In SCNT, after the somatic cell nucleus has been inserted into the enucleated egg, it is stimulated to encourage it to begin dividing on its own either chemically or by electrical impulses. After many divisions have occurred in culture, the egg forms a blastocyst, which is a ready supply of competent stem cells. Because the nuclei of the dividing cell was taken from the somatic cells of a donor, the resulting stem cells are genetically matched to that donor, which makes SCNT an exciting area of research for therapeutic discoveries. If these stem cells are used to develop tissues to help or replace those damaged in the donor, brain cells in patients of Parkinson’s disease, islet cells in diabetes, retinal pigment epithelial (RPE) cells for retinal degeneration (Lund et al., 2006), or in cases of spinal cord injury for example, there is no more need to suppress the immune system of the recipient for fear of transplant rejection. SCNT offers possibilities of genetically tailoring therapies to an individual’s disease. For this research to continue moving forward, sources of stem cells are needed. We would like to use well established techniques for nuclear transfer and parthenogenesis that we and others have used in animal models with human eggs to develop this important technique for stem cell therapy.

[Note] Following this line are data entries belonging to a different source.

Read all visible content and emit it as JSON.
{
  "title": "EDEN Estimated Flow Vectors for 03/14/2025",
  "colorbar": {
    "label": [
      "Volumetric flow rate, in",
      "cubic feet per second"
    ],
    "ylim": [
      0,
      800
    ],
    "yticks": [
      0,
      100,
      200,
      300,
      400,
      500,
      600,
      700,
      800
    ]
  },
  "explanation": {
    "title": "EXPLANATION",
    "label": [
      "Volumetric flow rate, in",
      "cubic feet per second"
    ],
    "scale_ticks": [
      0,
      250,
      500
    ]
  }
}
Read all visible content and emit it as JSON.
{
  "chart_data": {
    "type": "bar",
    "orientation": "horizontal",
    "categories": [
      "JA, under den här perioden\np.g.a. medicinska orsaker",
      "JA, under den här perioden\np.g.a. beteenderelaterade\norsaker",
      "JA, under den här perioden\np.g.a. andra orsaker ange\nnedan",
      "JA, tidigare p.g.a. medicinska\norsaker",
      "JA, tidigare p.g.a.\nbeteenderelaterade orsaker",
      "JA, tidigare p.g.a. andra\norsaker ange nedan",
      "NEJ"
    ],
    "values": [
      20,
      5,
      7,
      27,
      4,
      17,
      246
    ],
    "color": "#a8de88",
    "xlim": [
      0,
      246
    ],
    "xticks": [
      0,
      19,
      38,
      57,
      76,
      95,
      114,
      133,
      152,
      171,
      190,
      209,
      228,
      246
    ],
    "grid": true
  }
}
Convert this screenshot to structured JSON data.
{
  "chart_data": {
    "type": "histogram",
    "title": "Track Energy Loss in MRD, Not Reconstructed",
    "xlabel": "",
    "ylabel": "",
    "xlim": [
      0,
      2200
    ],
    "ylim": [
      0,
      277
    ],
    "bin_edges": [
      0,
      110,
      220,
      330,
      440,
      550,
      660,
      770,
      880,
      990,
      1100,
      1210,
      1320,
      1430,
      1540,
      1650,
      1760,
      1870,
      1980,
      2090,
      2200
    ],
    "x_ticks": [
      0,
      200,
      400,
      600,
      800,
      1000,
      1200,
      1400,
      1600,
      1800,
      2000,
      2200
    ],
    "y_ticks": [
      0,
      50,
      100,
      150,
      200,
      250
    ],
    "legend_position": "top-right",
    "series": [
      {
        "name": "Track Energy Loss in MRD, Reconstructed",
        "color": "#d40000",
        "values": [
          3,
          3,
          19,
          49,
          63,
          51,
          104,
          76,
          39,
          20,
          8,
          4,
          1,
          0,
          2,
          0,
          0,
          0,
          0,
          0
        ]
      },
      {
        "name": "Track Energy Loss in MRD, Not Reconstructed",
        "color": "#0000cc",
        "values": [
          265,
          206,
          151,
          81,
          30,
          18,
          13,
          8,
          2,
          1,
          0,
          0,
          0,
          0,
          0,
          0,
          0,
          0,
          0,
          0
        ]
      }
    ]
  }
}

Adult cells can be induced to behave like embryo derived stem cells by transfecting or transducing the expression of several critical genes producing so-called iPS cells. This approach offers the opportunity to derive histocompatible stem cells without the disruption of embryos. The disadvantage is the unknown effects of the genetic manipulation and the expression of potential oncogenes in cells intended for therapeutic uses.
What is the promise of stem cells?
There is mounting evidence that stem cells isolated from adult tissues, human embryos at blastocysts stage, cord blood and placenta have potential to correct experimental disease models such as Neurological Diseases, Juvenile Diabetes, Spinal Cord Injuries, Heart Defects, Muscle Defects, and rescue of pigmented retinal epithelium.